The Flyers began the trip with a highly competitive 5-3 loss in Anaheim, rebounded to defeat Los Angeles, 2-0, and then played their best all-around game of the season against the Sharks.

Even though they trailed heading into the final period Monday, the Flyers were the better team the entire night in San Jose. They outskated the Sharks to loose pucks, won board battles, committed fewer giveaways (27-11), and had many more scoring opportunities.

"We broke the cardinal rule - when you get outworked and outnumbered all over the rink, you are going to lose," San Jose coach Todd McLellan said. "Simple as that. I thought they worked harder than us in all facets of the game."

San Jose was missing the injured Logan Couture, but even without the star forward, they defeated the defending champion Chicago Blackhawks in their previous game.

And so, yes, it was probably the Flyers' most impressive win this season.

For the second straight game, the Flyers won with Andrej Meszaros playing creditably in place of Kimmo Timonen, who has a bruised left foot. Fact is, the Flyers' much-maligned defense stood tall in the last two games of the trip, keeping Los Angeles on the perimeter, and not allowing San Jose many quality chances. The Sharks were held to 22 shots - 13 below their league-best average.

"If they were in our zone, pucks were along the wall or in the corners, and that's where we want them," winger Matt Read said, referring to the game against the Sharks. "I think we've learned how to play defensively, and that's how you win hockey games."

Should the Flyers make the playoffs, they may look back on their California trip as the springboard.

"It's positive reinforcement," Read said. "We go home and have two more games before the [Olympic] break, and I think in our mind-set, we had to come back from this road trip over .500, which we did. We played great hockey in all three games, and now we just have to go home and take care of business."

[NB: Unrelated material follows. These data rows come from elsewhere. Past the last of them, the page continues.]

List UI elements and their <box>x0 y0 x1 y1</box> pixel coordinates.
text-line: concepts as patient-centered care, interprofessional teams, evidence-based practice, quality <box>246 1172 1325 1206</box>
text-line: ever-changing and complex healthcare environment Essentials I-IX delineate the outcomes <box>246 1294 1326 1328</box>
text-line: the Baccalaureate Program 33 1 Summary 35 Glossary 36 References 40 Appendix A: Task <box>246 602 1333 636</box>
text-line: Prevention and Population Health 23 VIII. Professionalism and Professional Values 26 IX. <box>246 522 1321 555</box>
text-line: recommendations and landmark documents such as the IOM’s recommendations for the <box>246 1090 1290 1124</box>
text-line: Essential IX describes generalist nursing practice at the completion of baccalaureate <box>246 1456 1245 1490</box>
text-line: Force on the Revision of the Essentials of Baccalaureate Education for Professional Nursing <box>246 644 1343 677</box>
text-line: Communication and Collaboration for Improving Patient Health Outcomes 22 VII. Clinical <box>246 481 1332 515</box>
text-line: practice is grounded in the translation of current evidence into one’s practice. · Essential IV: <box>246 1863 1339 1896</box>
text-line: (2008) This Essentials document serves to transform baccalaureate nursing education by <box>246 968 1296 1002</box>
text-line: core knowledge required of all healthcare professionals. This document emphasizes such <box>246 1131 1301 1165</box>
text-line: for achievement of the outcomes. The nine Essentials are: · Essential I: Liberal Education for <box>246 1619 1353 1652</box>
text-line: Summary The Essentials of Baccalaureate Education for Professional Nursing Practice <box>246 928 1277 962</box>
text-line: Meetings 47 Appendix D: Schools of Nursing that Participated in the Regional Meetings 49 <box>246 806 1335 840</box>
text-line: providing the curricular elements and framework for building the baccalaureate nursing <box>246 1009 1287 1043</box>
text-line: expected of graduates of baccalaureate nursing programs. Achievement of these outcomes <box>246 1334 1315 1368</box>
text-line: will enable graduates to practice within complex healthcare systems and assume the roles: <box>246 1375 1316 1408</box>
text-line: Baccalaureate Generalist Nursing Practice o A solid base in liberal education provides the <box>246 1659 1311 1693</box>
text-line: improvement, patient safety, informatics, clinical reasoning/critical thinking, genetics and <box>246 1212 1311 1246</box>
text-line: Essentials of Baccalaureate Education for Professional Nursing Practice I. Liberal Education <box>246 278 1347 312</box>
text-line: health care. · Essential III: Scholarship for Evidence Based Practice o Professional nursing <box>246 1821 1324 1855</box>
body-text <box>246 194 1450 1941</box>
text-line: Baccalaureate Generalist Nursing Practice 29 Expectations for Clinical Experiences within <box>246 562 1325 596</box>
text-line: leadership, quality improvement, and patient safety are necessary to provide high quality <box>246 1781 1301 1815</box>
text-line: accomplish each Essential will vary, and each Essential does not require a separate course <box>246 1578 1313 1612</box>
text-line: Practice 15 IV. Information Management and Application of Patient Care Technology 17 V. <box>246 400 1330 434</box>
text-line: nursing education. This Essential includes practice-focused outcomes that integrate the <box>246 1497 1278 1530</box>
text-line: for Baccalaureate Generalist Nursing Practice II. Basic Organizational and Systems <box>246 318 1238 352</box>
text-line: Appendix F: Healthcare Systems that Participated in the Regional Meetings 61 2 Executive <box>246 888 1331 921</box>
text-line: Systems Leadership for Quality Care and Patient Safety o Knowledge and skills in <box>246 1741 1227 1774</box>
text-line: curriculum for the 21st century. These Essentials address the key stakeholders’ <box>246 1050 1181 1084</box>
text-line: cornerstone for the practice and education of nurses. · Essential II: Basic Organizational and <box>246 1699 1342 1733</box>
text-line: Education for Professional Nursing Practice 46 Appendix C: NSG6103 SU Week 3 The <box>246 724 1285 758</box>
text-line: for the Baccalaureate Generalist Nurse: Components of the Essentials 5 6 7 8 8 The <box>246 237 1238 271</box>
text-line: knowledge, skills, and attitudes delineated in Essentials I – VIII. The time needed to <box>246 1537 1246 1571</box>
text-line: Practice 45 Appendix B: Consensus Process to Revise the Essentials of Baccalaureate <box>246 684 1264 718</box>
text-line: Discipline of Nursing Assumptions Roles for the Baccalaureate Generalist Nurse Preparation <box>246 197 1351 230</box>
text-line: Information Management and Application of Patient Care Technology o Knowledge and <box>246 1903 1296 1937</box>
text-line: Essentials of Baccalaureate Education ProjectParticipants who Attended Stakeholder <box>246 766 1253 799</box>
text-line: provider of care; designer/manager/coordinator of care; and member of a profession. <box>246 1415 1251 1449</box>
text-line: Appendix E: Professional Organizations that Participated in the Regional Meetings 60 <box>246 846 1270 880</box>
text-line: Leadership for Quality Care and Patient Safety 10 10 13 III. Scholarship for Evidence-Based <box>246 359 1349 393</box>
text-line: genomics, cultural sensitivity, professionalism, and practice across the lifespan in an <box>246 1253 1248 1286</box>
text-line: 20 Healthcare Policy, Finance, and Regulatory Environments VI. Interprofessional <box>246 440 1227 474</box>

Despite their excellent trip, the Flyers actually slipped from seventh to ninth in the Eastern Conference, and from third to fourth in the Metropolitan Division, while they were in California. Other Metro teams - including Columbus, Carolina, the Rangers and New Jersey - are on the upswing.

That said, the Flyers have put themselves in a favorable position. They play 16 of their final 25 games at home, and if they continue to play with the resolve they showed in California - and continue to get terrific goaltending from Steve Mason - it would be a surprise if they weren't playing in the postseason.

Inside the Flyers: Mark Your Calendars

The Flyers have 25 games left, and many of them will be extra critical as they try to earn an Eastern Conference playoff spot. Here are some of them:

March 1 - Rangers at Flyers. If the Flyers have hopes of climbing to second in the Metropolitan Division, winning this game would be a good start.

March 2 and March 5 - A key home-and-home series with Alex Ovechkin and the Capitals, with the first game in Washington.

March 26 - Flyers at Rangers. Both teams will be jockeying for a playoff berth. Can the Flyers figure out how to beat their old nemesis, Henrik Lundqvist?

April 3 - Columbus at Flyers. Great theater: Sergei Bobrovsky vs. Steve Mason in a battle for playoff positioning.

April 13 - Carolina at Flyers. This season finale could determine where these teams are seeded - or, perhaps, if they qualify for the playoffs.